The present study has some limitations. First, it is a post hoc analysis of a non-inferiority trial that can yield false-positive results due to fixed boundaries for pre-planned analyses that include groups with different margins of benefit. The original study defined non-inferiority with a between-group difference in treatment failure < 10%, showing a reintubation rate in NIV patients of 19.1% vs 22.8% in HFNC patients. These findings are currently being tested in a prospective randomized trial (Clinicaltrials.gov ID: NCT04125342).
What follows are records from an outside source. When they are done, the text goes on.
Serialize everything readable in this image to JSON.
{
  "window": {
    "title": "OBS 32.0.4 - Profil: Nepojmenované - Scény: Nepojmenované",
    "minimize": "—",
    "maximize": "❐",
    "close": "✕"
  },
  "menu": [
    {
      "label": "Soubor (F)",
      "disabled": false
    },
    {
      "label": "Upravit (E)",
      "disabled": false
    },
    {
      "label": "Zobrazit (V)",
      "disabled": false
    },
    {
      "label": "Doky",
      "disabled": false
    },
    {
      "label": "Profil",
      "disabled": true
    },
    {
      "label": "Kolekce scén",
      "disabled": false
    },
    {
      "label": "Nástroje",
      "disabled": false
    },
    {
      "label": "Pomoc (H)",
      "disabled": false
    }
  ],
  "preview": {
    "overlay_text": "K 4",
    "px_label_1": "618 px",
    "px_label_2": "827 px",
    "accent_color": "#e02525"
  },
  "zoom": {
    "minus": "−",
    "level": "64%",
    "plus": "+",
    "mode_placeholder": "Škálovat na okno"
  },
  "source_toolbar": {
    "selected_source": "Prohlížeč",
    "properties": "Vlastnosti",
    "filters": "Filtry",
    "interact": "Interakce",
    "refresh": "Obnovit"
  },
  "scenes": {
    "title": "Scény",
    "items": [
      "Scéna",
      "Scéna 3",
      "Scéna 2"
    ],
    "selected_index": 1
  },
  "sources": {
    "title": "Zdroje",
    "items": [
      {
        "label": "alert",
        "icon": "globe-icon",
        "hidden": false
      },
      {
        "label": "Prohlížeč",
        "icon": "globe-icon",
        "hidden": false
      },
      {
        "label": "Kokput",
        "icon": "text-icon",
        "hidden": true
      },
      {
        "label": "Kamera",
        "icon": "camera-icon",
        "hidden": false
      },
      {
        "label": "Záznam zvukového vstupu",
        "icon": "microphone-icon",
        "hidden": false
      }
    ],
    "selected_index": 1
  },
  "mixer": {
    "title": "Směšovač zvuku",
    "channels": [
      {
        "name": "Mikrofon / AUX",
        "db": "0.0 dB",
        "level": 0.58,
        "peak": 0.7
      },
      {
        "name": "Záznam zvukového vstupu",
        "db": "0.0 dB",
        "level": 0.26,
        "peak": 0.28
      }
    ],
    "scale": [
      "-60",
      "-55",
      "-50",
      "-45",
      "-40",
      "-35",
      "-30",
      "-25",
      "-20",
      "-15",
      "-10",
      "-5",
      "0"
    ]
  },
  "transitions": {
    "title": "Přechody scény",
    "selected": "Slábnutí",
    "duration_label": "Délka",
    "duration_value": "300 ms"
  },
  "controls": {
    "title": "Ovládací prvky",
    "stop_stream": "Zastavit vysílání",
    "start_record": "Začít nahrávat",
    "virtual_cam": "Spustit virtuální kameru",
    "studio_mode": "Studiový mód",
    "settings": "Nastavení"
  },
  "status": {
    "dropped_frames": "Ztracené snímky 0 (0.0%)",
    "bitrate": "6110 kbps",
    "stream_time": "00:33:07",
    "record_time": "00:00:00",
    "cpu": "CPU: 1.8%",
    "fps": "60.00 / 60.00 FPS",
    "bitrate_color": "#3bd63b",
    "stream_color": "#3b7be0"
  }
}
Second, in the absence of a validated model to predict extubation failure, the original study used the ten risk factors for which the most evidence was available. The factors that most increased the reintubation rate in the original trial were prolonged mechanical ventilation, APACHE II score > 12 on the day of extubation, not-simple weaning, and inability to manage respiratory secretions. However, these results are highly dependent on the specific definition of risk factors and are difficult to benchmark. Third, it should be also noted that some specific subgroups of patients were excluded in the original study (e.g., patients who were hypercapnic at the end of the spontaneous breathing trial before extubation). In addition, the retrospective design of this secondary analysis precludes definitive conclusions about the association between any given risk factor and the reintubation rate, as there are no predefined control group for comparison. Fourth, it is likely that the sample size was insufficient to ensure adequate statistical power if all risk factors were included, the adjusted model for the number of risk factors and overweight included only factors associated with reintubation at P < 0.10 (APACHE II on extubation day, difficult or prolonged weaning, inability to deal with respiratory secretions, and vascular disease as a comorbidity). Thus, effect modifications and interactions in addition to those related to the number of risk factors and BMI ≥ 25 cannot be ruled out.

Conclusion

Patients with ≥ 4 risk factors for reintubation could benefit more from preventive NIV. Based on this result, HFNC could not be the optimal preventive therapy in overweight patients. Specific trials are needed to confirm these results.